Again I hear ya.Well, if it is convention to call that 'one phase' then that's the convention! Still makes no sense to me to call anything other than 180 deg phasing 'two phase', but if that's what folks do, then that's what folks do!
So what do I have if I connect the three secondary windings of a three phase transformer or transformer array in a delta configuration so as to deliver three phase two hundred forty volt power? That is three phase is it not?I don't see what you are saying.
A 'neutral' is a line with [nominally] constant charge on it (hopefully 'net neutral charge', if earthed).
A 'hot' AC line is one with periodic time-varying charge on it.
Two phases are two lines with periodic time-varying charge on them, but of different phase angles.

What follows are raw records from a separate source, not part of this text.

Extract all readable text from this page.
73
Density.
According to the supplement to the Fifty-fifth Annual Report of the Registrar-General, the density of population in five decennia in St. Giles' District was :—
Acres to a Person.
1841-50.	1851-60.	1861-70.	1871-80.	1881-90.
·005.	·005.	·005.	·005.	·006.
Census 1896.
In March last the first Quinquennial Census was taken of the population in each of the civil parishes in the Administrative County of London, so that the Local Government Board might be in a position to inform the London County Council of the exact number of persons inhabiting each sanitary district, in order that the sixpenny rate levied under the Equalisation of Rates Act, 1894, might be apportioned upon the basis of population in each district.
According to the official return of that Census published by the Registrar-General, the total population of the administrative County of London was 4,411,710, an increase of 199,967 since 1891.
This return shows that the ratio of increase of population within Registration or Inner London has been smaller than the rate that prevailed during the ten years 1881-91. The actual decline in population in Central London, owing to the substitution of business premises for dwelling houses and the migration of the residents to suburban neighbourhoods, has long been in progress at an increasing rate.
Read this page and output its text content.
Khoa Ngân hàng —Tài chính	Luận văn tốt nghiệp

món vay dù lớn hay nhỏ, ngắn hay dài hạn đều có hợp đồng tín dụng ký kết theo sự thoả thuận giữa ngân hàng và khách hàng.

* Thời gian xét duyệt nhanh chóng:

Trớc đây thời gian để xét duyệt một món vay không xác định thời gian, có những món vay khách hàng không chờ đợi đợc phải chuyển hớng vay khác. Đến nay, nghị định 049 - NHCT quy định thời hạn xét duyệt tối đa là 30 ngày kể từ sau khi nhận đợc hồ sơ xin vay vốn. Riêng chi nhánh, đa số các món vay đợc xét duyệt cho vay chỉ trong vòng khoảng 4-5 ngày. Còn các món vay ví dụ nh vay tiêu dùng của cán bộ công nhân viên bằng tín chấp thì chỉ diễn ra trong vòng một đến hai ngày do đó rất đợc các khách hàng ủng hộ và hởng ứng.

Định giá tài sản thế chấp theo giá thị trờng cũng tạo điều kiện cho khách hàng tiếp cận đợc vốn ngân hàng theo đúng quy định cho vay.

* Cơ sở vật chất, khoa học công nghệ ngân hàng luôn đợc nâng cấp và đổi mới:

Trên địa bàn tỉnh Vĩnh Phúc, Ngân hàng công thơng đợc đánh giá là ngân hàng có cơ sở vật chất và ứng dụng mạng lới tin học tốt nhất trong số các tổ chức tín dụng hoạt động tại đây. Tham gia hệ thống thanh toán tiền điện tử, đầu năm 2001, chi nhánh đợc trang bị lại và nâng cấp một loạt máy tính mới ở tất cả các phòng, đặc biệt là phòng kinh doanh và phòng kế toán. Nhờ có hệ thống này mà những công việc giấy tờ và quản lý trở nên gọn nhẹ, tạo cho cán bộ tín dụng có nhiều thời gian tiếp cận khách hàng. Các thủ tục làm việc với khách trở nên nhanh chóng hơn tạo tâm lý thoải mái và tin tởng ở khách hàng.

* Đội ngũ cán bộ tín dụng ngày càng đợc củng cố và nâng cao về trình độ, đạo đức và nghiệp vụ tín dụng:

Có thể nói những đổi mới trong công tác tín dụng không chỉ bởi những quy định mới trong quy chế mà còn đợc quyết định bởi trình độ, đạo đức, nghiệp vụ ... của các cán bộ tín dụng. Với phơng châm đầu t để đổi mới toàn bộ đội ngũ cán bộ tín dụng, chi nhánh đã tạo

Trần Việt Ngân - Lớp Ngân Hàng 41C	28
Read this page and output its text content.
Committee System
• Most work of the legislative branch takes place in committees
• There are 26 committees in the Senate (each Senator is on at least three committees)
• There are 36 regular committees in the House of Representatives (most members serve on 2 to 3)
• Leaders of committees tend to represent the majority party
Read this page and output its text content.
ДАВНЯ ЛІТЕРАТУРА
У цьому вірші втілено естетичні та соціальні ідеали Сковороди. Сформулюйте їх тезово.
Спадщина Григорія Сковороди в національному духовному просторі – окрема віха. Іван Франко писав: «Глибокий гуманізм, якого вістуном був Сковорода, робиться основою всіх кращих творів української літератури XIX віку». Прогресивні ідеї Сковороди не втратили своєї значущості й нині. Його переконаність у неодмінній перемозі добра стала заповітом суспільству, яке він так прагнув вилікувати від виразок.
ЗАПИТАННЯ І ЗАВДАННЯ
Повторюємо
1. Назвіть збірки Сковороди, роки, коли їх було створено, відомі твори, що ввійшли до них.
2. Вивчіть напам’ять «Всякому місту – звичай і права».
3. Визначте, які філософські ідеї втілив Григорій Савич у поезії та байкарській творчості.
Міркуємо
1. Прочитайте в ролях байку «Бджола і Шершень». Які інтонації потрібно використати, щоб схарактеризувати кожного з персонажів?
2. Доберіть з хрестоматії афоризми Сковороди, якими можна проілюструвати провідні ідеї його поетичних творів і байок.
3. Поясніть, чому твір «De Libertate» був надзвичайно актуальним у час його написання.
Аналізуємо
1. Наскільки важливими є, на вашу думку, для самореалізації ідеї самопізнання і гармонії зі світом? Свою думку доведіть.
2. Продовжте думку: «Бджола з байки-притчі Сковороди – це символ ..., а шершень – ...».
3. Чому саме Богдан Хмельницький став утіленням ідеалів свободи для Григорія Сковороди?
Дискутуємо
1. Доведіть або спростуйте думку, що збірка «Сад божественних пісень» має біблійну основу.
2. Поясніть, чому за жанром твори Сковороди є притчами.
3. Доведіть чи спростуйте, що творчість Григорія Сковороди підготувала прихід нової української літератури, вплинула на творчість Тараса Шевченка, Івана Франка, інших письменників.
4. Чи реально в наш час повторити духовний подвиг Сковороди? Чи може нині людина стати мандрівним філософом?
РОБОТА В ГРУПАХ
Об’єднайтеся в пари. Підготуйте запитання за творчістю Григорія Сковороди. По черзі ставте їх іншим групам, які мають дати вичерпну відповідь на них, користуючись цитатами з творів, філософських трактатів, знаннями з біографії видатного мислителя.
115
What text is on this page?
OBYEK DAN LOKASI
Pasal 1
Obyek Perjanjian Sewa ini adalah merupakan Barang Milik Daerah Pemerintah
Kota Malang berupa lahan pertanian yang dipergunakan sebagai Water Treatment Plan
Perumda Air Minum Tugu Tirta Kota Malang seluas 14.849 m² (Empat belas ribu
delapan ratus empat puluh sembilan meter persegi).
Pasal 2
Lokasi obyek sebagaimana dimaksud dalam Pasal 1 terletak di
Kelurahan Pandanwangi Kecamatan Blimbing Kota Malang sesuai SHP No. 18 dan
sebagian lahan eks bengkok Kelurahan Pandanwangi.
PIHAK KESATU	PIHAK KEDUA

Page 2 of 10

A two phase system is one with two lines with periodic time-varying charge on them at 180 degree apart. You get this from one phase feeding into a transformer with a grounded center-tap secondary. The two outputs will be at 180 deg out of phase = two phase.
No, you cannot tap any old number of phases off a simple transformer. If you feed one phase in, you get one phase out of one winding, or two phases out of two windings which might be 180 translated.
I feel the same too. Using the same term for what you call "Split Phase" and a Three (or any multi-) Phase system is not helpful. Whilst it is possible to represent two anti-phase signals on an Argand Diagram, just as you can represent a multi-phase set, is there any point? The situation is one-dimensional and does not call for a 2D representation. It's such a special case that it should be treated and discussed differently.ted.
I have been wrong before and I will be wrong again but I just cannot buy a split phase being two phases.